Yesterday’s FAA/NASA Press Conference

I only crudely stenographed it yesterday, and didn’t really comment, though others did. But Alan Boyle has the story. It’s a good description of the current state of play, but I don’t necessarily agree with this:

Theoretically, NASA would not have any formal say over the flight of a Boeing CST-100 space capsule that’s launched on an Atlas 5, heading for a Bigelow Aerospace orbital module. But because NASA is expected to be the biggest customer by far for orbital spaceflight services, the space agency would probably play a key role in the development of any private-sector orbital spacecraft developed in the U.S., even if that craft ended up occasionally going someplace other than the International Space Station.

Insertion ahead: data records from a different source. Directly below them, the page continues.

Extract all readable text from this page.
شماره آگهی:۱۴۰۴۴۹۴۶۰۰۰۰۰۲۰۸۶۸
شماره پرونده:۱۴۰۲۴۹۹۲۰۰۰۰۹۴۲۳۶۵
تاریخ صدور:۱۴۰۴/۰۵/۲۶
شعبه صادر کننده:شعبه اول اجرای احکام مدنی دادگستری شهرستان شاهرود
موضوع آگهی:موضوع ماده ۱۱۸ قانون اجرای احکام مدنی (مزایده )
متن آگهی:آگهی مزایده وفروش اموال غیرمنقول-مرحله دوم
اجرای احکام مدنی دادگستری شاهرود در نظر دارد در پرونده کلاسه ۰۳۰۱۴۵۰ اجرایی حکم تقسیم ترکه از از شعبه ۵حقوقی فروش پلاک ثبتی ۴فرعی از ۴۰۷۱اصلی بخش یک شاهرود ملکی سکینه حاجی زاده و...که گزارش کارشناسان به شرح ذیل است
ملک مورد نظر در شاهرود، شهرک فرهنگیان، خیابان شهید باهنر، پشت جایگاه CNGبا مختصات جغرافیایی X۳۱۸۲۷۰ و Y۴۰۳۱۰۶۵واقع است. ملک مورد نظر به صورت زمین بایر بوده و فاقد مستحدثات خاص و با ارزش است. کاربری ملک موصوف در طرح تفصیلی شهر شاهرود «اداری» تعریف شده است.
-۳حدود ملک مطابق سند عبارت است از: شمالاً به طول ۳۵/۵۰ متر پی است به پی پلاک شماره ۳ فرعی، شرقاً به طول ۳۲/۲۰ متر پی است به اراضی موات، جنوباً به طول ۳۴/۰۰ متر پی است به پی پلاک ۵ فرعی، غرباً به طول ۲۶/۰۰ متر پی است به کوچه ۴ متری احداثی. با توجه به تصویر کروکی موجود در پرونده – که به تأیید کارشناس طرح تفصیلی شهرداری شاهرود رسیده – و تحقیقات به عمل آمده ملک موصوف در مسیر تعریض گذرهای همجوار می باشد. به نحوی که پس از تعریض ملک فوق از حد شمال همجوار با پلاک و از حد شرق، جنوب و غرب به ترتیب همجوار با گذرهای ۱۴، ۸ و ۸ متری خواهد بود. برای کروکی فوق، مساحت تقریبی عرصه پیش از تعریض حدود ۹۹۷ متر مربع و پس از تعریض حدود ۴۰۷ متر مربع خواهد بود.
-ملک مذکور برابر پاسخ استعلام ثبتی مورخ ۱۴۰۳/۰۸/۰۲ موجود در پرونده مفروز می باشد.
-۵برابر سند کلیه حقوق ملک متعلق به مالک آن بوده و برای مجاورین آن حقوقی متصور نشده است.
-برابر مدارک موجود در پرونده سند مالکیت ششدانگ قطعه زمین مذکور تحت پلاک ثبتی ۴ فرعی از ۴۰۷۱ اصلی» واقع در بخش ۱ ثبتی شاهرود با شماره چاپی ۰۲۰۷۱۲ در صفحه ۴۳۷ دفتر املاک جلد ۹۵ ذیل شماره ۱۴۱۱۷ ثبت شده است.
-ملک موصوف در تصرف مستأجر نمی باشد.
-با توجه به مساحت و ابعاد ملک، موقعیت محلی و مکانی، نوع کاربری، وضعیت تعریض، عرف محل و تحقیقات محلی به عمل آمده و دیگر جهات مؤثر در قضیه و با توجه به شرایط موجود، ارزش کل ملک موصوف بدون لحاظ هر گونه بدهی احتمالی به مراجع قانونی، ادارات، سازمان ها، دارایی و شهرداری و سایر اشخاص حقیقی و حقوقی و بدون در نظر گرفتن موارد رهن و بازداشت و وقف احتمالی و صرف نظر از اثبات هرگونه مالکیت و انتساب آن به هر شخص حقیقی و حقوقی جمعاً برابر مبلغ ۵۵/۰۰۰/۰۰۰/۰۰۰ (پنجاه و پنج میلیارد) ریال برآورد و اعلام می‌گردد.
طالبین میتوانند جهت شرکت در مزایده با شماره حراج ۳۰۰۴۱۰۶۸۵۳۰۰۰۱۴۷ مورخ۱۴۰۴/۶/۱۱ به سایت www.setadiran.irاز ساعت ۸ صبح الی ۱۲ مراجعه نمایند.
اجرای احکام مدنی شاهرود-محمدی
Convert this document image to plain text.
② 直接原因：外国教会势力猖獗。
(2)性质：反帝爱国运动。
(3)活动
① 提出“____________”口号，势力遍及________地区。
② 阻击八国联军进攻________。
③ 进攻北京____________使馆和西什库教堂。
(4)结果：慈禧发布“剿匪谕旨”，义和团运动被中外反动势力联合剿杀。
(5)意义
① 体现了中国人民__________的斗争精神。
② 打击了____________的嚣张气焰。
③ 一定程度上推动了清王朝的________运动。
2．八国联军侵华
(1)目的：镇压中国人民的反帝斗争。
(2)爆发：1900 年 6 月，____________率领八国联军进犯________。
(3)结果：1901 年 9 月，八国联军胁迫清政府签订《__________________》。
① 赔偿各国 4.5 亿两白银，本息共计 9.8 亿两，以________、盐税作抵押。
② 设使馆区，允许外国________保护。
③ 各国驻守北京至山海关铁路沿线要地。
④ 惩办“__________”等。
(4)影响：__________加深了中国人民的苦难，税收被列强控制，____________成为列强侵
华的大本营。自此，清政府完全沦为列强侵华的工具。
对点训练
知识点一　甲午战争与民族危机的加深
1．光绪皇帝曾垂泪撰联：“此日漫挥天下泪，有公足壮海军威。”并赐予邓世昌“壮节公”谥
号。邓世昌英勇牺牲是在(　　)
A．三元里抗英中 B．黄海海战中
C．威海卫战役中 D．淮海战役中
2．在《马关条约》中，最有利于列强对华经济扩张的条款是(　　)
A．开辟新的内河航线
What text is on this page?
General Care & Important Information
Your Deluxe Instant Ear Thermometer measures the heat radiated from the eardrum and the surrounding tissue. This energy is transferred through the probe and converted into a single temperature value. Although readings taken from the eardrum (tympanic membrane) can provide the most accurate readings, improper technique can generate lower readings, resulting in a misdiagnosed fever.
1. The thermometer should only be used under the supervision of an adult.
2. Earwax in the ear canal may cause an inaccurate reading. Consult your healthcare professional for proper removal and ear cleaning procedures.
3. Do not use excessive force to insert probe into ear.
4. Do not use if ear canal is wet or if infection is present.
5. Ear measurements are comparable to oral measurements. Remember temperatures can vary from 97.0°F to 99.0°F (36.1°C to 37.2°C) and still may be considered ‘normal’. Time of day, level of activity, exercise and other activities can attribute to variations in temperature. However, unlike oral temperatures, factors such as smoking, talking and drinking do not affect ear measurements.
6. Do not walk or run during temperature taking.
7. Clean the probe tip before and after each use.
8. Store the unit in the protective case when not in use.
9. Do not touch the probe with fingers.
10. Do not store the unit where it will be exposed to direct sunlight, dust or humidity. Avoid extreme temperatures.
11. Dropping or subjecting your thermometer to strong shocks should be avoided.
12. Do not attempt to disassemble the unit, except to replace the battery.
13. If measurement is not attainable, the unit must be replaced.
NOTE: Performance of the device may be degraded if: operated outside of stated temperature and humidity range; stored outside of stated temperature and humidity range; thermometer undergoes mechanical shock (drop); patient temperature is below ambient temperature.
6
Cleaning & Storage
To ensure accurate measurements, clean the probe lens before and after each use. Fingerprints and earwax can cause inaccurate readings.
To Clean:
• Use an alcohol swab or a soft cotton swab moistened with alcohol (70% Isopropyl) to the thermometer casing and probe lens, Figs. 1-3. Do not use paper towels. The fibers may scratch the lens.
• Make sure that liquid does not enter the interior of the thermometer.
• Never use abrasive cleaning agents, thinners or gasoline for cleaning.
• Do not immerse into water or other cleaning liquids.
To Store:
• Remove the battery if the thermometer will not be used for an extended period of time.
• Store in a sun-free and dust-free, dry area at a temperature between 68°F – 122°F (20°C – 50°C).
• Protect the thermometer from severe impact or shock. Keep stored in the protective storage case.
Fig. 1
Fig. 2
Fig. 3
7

Pragmatically speaking, it’s likely that NASA would be to spaceflight standards what California is to auto emission standards, or Texas is to school textbook standards.

“Expected” by whom? I don’t expect that beyond the next five years or so, though I’m sure it’s an accurate reflection of the conventional wisdom. I think that Bigelow-induced traffic will be far greater than NASA’s needs. I also think that if SpaceX does get to full reusability it will both drop launch costs in itself, but that SpaceX’s success will draw competitors into the market to further reduce costs. At that point, NASA’s standards will become largely irrelevant, because one of the ways that people will compete on cost (and safety and availability) will be to ignore them when they don’t make sense.

3 thoughts on “Yesterday’s FAA/NASA Press Conference”

  1. Free enterprise and space activity don’t seem to intersect on some people’s Venn diagrams.

    I’m glad they put the FAA in charge. Once it leaves the atmosphere it’s not aviation any more is it? Of course, the inbreeding between the FAA and Boeing might have some ramifications?

  2. Bigelow has indicated that he has potential business sufficient to require five or more space stations in LEO. And that’s at non-reusable launch costs. If SpaceX reaches its reusability goals Bigelow will probably have five stations on the Moon.

    I don’t see NASA being very important for very long.